The bipartisan bill overall addresses a national data privacy framework, a set of consumers’ data privacy rights and appropriate enforcement mechanisms.
The release was announced by the House committee’s Chairman Frank Pallone, D-N.J., its ranking member Rep. Cathy McMorris-Rodgers, R-Wash., and the Senate committee’s ranking member Sen. Roger Wicker, R-Miss.
“In the coming weeks, we will be working with our colleagues on both sides of the aisle to build support and finalize this standard to give Americans more control over their personal data,” they said.
“We welcome and encourage all of our colleagues to join us in this effort to enable meaningful privacy protections for Americans and provide businesses with operational certainty. This landmark agreement represents the sum of years of good faith efforts by us, other members, and numerous stakeholders as we work together to provide American consumers with comprehensive data privacy protections.”
They called the release of the draft a “critical milestone.”

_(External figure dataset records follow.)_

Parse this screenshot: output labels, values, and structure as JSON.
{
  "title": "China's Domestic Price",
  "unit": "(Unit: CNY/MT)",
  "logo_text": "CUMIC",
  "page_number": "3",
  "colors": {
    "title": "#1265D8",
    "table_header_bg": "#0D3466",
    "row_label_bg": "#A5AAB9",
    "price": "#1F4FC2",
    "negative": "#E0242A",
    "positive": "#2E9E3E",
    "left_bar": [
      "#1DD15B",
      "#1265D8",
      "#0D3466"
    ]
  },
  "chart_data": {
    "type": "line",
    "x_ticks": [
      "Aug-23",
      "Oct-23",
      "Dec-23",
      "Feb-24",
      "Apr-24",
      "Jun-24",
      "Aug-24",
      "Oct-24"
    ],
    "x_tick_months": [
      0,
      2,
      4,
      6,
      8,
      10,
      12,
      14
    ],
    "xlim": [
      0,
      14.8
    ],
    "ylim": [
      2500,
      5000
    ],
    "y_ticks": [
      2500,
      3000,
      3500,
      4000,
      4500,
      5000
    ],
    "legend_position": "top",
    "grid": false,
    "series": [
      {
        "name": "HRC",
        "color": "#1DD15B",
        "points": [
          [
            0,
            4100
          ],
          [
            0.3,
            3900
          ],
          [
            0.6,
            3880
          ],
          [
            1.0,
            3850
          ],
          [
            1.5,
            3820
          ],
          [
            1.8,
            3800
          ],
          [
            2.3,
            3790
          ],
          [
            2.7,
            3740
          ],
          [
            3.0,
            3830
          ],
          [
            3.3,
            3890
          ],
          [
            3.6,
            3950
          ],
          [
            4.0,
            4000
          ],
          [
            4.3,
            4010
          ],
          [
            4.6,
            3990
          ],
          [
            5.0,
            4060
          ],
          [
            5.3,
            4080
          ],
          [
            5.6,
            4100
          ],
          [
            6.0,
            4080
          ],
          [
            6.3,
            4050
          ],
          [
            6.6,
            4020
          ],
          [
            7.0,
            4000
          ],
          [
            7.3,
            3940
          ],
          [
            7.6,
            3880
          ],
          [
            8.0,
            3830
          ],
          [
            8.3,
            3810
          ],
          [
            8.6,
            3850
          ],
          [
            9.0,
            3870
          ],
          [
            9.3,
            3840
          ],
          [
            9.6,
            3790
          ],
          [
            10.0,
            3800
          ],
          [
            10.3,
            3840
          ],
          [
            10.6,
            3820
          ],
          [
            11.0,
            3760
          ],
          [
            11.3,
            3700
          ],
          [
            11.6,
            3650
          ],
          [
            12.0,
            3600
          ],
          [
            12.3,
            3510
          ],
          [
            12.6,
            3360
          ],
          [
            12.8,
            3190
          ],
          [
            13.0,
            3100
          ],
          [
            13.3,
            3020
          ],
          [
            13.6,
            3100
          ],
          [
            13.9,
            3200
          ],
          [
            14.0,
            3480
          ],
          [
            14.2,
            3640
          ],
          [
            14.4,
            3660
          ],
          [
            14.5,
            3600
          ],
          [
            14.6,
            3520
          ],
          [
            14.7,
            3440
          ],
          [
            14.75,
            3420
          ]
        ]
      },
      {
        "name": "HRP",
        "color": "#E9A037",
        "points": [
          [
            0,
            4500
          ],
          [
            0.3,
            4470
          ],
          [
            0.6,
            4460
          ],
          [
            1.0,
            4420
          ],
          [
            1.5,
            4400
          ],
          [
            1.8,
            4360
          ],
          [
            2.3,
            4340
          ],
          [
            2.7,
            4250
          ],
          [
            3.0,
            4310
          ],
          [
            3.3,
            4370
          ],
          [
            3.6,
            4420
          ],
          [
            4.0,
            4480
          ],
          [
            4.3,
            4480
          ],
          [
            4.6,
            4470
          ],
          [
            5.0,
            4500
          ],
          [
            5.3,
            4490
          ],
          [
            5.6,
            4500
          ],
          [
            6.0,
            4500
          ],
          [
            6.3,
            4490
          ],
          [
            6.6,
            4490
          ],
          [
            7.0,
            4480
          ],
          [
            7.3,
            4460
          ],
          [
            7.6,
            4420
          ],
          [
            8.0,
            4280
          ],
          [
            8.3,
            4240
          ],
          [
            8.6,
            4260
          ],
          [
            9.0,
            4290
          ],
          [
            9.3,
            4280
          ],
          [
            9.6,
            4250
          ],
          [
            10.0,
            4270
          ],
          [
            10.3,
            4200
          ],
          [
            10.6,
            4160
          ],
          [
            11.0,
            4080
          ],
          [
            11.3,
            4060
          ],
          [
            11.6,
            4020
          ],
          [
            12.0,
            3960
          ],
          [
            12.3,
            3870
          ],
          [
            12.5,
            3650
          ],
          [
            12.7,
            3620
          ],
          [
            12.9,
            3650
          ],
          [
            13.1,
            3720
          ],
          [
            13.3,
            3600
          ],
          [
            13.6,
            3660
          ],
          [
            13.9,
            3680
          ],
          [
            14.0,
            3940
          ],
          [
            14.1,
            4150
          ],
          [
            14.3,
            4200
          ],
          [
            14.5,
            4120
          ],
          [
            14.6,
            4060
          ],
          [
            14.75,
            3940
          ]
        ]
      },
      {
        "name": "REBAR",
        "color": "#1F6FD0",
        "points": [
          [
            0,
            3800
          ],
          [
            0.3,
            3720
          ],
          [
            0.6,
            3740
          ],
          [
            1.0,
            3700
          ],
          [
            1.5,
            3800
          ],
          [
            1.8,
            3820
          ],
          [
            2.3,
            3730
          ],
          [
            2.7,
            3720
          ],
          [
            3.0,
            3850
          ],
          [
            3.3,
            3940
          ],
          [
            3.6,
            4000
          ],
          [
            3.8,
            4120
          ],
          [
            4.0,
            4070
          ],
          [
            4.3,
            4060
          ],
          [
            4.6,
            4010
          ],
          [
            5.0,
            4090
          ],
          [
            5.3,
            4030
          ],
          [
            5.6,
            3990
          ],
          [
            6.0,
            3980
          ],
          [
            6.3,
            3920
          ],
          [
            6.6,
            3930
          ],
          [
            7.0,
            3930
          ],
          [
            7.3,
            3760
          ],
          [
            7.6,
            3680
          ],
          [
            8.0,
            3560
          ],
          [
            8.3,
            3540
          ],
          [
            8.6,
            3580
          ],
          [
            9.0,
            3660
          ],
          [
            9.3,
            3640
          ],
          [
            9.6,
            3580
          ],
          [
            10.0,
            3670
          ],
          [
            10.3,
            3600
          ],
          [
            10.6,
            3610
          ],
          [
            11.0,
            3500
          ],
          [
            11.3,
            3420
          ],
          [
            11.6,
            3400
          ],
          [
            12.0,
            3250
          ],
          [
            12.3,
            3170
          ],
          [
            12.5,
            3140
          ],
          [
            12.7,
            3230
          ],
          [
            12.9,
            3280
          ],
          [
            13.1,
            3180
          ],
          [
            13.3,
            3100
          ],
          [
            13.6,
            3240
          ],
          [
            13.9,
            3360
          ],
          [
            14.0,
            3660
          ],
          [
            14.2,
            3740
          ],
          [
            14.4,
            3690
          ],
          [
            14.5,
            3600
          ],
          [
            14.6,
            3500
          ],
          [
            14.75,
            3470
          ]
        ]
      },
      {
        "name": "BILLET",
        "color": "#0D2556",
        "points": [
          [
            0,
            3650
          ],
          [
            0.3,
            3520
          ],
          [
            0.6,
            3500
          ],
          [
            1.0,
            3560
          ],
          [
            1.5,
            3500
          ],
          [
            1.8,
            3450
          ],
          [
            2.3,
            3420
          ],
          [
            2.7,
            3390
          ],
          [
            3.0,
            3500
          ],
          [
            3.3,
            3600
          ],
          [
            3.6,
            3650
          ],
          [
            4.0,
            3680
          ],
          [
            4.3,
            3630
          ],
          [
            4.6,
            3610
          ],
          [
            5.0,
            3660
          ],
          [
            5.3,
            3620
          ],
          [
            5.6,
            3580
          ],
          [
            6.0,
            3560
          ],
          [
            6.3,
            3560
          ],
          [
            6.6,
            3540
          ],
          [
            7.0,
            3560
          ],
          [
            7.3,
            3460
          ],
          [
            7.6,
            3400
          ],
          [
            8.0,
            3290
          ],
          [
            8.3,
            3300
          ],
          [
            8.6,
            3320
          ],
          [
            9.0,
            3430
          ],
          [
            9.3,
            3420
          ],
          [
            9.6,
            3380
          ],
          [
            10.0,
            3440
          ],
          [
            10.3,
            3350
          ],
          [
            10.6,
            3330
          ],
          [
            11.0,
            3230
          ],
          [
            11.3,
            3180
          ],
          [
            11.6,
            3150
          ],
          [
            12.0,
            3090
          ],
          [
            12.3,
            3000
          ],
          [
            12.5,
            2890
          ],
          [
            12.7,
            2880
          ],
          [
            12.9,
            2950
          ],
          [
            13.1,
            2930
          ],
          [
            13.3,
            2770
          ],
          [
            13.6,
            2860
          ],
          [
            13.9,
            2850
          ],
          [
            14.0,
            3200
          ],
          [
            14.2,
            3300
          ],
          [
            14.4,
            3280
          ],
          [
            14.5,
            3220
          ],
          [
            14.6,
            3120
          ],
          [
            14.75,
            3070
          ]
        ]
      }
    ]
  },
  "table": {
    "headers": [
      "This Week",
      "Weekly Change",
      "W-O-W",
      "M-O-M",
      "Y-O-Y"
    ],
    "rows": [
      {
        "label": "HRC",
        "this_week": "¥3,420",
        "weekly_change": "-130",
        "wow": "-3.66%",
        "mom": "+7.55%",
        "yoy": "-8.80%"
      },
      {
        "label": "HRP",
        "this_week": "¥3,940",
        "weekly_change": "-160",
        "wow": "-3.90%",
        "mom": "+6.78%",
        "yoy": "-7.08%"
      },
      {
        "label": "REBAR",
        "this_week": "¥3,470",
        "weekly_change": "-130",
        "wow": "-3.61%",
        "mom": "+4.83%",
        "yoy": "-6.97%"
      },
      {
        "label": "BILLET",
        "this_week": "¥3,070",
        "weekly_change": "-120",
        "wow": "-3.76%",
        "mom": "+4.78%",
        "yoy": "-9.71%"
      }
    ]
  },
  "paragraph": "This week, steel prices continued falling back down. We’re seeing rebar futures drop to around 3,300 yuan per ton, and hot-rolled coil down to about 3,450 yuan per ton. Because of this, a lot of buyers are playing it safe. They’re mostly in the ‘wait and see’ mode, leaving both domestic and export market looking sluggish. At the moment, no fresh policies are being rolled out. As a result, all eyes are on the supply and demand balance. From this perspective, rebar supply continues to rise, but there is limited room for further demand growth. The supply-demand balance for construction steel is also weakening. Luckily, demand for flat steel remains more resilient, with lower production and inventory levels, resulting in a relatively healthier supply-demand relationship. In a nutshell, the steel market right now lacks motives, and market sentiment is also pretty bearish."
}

The proposed bill would grant Americans protections against discriminatory use of their data, require covered entities to minimize on the front end the data they collect, enforce loyalty duties and prevent customers from needing to pay for privacy, prohibit targeted advertising for covered entities, enhance data protections for children and minors and establish “regulatory parity” across the internet.
Child privacy has been a particular topic of interest on Capitol Hill, with several high profile hearings taking place with social media companies to investigate their practices of catering to teenage users.